· News

Tightening up the laws on equal treatment

It is crucial, says Janet Gaymer, for HR professionals to be aware of proposed changes to the discrimination laws

Changes are proposed to our discrimination laws which could in the long term have a major effect on policies for recruitment and retirement age.

It is important for HR professionals to be aware of the changes, as the trend for awards in discrimination cases continues to rise. Figures published by the Equal Opportunities Commission at the beginning of the year indicated that the annual pay out to victims of discrimination had risen by 38% in 2000, when compared with 1999.

The proposed changes result from a package of European directives requiring legislation to prevent discrimination on the grounds of sexual orientation (by 17 November 2003), religion or belief (by 27 November 2003) and age (by 27 November 2006). The Government sets out its approach to implementing these changes in a document called Towards Equality and Diversity.

The first stage of the consultation process on these proposals closes at the end of March. Those dealing with sexual orientation and religion are expected to be drawn up in a few months time but the Government intends to spend additional time consulting, in particular, on the introduction of age discrimination laws. Further details about the consultation process and timetable are obtainable on www.dti.gov.uk/er/equality.

There will be also be amendments to the current Race Relations Act 1976 and the Disability Discrimination Act 1995. Currently, small employers (those employing fewer than 15 employees) are exempted from disability discrimination legislation. This will no longer be the case.

Some provisions will not change at all.
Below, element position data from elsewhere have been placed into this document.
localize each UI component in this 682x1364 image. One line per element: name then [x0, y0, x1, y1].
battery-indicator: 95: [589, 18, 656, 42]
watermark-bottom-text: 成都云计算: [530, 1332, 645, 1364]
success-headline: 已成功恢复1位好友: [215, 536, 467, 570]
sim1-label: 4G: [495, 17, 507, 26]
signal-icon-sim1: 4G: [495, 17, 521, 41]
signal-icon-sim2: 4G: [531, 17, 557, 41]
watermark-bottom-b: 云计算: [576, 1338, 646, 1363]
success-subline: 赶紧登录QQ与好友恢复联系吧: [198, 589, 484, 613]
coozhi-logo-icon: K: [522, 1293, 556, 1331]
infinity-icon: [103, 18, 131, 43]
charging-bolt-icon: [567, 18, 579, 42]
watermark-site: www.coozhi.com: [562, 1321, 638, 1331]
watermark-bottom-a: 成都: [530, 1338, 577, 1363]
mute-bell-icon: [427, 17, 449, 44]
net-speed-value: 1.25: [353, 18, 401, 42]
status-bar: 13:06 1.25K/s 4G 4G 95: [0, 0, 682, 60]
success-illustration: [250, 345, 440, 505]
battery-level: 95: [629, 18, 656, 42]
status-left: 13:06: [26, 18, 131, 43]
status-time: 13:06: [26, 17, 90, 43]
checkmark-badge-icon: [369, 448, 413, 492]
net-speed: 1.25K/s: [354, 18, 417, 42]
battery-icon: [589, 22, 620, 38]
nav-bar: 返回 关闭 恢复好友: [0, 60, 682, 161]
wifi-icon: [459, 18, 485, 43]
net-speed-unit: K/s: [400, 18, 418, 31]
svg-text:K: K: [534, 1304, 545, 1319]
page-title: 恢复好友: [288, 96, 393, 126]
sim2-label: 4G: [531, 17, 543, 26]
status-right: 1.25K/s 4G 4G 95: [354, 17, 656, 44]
Employers will still be able to justify a difference in treatment (such as recruiting a young or older person) where there is a genuine and determining occupational requirement but the Government expects them to make limited use of this flexibility.

Much of the debate about the new legislation will centre on definitions, in particular of direct discrimination, indirect discrimination and harassment.

The Government does not intend to change the definition of direct discrimination in the Race Relations Act which states that employers commit direct discrimination on racial grounds when they treat an employee less favourably than they would treat another employee in comparable circumstances. This definition will also be applied to the new legislation on discrimination on grounds of sexual orientation, religion or belief and age.

But indirect discrimination is more complicated. If, for example, an employer demands a certain level of language skills that may put a particular group of people at a disadvantage when compared to others, the employer has to be able to justify this requirement. If not, it is indirect discrimination.

The Government will be looking at whether this approach, with some minor adjustments, should be retained in the new legislation on age, sexual orientation and religion.

When it comes to harassment, the EU directive requires proof that not only was the conduct unwanted but also that it was intended to create an intimidating, hostile, degrading, humiliating or offensive environment for the employee, or that it actually did have that effect. This approach could be adopted in the case of discrimination on the grounds of disability, sexual orientation, religion and age.

The other option offered by the Government is to apply a consistent definition of harassment across all the grounds of discrimination but with an added requirement that tribunals will have to assess whether a reasonable person would have regarded the conduct in question as harassment. The question of what is harassment will continue to be a live issue as further negotiations on the subject are due to take place in Brussels.

The impact of all of these measures will take time to be felt. Of more immediate concern to employers and HR professionals will be the need to keep abreast of developments in Europe and the conclusions of the consultation process.